Al llegar al momento de la mora, ni forma de pensar en devolver el auto último modelo o el equipote de sonido supermoderno o el apartamento dos estratos por encima de las posibilidades: llamen al codeudor, para qué da papaya, a mí me enseñaron que a papaya servida, papaya comida, ese tipo tiene mucha plata. Y vaya usted que le pase al teléfono, que de la cara, que se comprometa a un plan de pagos.
Y lo más triste, que despotrique de uno con los amigos, que mostró el cobre, que se le vio la miseria por encima, que no estuvo a la altura de las circunstancias, que no supo ser solidario con un amigo caído en desgracia. Y el extremo: Póngala como quiera, arreglemos como sea, por las buenas o por las malas, pero no me vuelva a llamar.
Queda uno por el suelo, todos lo miran con aire de reproche, con la fama y sin el género, sin el amigo y le toca asumir la deuda. Cuando no reportado a las centrales de crédito o en problemas legales con embargos incluidos.
Y ese es el mensaje que se le da a los hijos: Lo importante es el consumo, las marcas, acumular cosas, que se vea el progreso. No importa que un amigo quede tirado en el camino, que la camaradería sea de años, que los hijos ya no puedan jugar o pasear o reunirse porque la mezquindad de sus padres haya dado al traste con conceptos que hoy no parecen tener valor como la amistad.
Y es repetitivo. Se da con mucha frecuencia. No importa el estrato. No hay experiencia que valga. Nadie experimenta por cabeza ajena. No importa las advertencias que desde pequeño le inculquen, en algún momento le toca el turno a uno. Las tiendas de barrio eran muy sabias en esto: “Hoy no fío, mañana sí” “El que fía no está hoy, salió a cobrar desde ayer, venga mañana”, decían los letreros para advertir que sólo vendían de contado, que la gente es mala paga, que para pedir crédito son unos corderitos, pero para pagar son unas fieras.
Y sabiendo todo eso, le pasa varias veces lo mismo, con personas libres de toda sospecha, de una solvencia personal y moral aparentemente intachable. Pero cuando se presenta el conflicto, la cosa revienta por el lado más débil: el pelotudo siempre es uno, pague sin discutir, cuando firmó como fiador (Hoy la palabra técnica es codeudor, mucho más explicita y comprometedora, lo pone a uno de igual a igual con el dueño de la obligación) usted sabía que potencialmente tendría que responder.

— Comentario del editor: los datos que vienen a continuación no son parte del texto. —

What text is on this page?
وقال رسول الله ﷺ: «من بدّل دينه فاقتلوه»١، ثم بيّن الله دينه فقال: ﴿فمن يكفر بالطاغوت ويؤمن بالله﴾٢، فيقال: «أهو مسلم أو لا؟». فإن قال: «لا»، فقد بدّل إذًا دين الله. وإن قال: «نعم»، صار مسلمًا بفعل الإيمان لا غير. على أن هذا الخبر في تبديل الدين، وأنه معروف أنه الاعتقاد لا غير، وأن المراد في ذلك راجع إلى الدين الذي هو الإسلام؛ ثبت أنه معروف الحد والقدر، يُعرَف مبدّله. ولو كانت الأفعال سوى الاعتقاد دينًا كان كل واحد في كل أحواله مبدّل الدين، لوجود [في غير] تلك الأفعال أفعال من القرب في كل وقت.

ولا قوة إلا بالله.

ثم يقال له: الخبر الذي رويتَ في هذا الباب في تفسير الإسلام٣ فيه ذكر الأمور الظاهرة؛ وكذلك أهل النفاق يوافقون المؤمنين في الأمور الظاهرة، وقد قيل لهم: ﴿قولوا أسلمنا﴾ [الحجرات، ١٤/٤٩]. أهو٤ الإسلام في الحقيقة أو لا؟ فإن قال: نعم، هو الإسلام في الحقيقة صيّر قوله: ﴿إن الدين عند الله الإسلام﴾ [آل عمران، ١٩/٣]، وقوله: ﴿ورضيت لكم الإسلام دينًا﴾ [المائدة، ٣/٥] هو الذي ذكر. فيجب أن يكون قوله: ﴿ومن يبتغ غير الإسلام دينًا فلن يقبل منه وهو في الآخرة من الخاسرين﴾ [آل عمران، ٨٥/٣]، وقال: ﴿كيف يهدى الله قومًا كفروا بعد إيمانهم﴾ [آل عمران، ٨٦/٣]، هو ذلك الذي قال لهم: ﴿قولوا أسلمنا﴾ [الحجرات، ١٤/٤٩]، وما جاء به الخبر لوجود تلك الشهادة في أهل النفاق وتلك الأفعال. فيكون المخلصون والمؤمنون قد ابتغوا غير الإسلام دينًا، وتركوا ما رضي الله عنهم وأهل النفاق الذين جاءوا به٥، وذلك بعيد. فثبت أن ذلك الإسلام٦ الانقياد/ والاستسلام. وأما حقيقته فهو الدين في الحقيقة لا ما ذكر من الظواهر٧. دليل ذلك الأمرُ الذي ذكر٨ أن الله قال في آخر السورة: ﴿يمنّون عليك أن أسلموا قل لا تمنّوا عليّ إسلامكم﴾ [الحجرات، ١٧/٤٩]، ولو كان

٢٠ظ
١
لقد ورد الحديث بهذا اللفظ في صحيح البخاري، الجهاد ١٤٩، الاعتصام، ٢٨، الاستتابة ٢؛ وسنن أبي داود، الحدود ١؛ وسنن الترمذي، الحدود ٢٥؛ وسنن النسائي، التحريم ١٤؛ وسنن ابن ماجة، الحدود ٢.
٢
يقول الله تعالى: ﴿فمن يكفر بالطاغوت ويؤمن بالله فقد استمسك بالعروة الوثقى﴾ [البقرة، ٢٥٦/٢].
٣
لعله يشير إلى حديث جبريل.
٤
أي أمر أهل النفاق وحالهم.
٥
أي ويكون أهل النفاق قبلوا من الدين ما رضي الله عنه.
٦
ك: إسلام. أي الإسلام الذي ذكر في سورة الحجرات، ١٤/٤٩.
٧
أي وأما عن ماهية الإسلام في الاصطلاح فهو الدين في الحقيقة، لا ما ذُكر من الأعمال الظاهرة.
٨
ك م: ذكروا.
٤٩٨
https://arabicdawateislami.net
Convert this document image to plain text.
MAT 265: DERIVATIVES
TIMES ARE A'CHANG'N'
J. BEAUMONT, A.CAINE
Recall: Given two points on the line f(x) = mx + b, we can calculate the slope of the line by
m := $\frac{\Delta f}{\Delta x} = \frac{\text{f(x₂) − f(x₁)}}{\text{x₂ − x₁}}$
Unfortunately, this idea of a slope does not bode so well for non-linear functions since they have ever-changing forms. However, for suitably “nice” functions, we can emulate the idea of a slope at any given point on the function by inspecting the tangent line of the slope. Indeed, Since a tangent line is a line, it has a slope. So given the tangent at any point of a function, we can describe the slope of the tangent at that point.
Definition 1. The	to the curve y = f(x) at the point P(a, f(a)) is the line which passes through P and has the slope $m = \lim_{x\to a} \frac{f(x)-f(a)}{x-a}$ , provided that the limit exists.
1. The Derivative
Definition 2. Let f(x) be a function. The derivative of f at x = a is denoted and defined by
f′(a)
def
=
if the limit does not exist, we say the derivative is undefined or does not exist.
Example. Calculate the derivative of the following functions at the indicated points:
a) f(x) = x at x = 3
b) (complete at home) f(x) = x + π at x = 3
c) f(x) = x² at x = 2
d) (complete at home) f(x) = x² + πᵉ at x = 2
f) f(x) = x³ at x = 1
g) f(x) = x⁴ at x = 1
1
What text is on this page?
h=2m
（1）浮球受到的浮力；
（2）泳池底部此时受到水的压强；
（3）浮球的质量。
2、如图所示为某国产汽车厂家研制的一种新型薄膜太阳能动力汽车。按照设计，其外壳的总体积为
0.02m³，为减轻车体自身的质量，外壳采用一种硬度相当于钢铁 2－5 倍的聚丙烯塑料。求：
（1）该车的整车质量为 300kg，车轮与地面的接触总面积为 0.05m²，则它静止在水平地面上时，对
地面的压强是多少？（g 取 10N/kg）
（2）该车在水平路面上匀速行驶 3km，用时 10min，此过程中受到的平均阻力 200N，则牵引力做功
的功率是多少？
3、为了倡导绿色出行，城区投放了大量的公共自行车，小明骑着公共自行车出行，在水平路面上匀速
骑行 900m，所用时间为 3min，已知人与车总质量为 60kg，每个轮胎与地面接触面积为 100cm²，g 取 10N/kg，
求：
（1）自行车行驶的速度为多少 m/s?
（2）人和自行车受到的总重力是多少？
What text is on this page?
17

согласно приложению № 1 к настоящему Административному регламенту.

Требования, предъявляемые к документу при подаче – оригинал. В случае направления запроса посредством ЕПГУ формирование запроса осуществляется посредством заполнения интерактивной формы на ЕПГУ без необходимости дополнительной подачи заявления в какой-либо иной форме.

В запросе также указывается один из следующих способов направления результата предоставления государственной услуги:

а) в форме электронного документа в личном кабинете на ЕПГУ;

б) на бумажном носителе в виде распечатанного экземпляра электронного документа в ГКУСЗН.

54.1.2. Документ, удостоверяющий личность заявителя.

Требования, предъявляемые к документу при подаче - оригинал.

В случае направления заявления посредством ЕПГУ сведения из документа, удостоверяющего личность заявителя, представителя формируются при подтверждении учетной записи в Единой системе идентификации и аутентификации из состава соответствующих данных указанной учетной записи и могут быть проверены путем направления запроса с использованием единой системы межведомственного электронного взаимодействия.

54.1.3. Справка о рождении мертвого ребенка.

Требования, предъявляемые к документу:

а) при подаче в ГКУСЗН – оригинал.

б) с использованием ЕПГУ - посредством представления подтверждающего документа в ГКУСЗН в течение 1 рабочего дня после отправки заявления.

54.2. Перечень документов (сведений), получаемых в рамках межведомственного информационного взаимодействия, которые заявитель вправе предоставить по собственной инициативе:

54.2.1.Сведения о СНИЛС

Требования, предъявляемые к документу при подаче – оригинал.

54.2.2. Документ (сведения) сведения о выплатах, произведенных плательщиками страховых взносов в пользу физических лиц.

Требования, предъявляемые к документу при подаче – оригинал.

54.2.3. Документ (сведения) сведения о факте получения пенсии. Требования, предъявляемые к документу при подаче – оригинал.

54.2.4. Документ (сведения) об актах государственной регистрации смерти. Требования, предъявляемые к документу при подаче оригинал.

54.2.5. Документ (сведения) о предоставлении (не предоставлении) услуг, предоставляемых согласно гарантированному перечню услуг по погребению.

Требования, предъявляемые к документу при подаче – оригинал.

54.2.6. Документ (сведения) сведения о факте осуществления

Y así es, pague por pendejo, no me ponga esos ojitos de ternero huérfano y degollado, usted tiene mucha plata, cual amistad ni que cuentos, bisnes ar bisnes, pague de una vez y no se queje tanto y ruéguele a mi Dios que algún día usted no esté en la perdedora, maldito muerto de hambre, calambre, agonía, cagalástimas, malamigo.
Y la vida sigue. El ritmo de vértigo es imparable. Personas vienen y se van. Tallones en el espíritu, recuerdos, nostalgias, inocencia perdida, confianza duramente golpeada. Y en los otros, la conciencia imperturbable, el sueño plácido, cero reproches, en el mundo estamos. Y cada mes ir a conciliar con los abogados de la entidad financiera, pagos de platas que uno no se gastó. O sí, se la gastó en amistad, en confianza, en consideración y aprecio. Lo que pasa es que el costo es alto. Cero y van cuatro. Tranquilo que no es la última vez, no digas que no te lo dije, para la güevonada no han inventado nada, todavía te falta mucho por aprender, muchas piedras en las cuales tropezar.
Y entonces toca resignarse, recordar que la decencia no la venden en los supermercados, que la honorabilidad se tiene o no se tiene y que a veces una supuesta amistad tiene un alto precio. Y hay que pagar por ello con billete y con tiritas de corazón.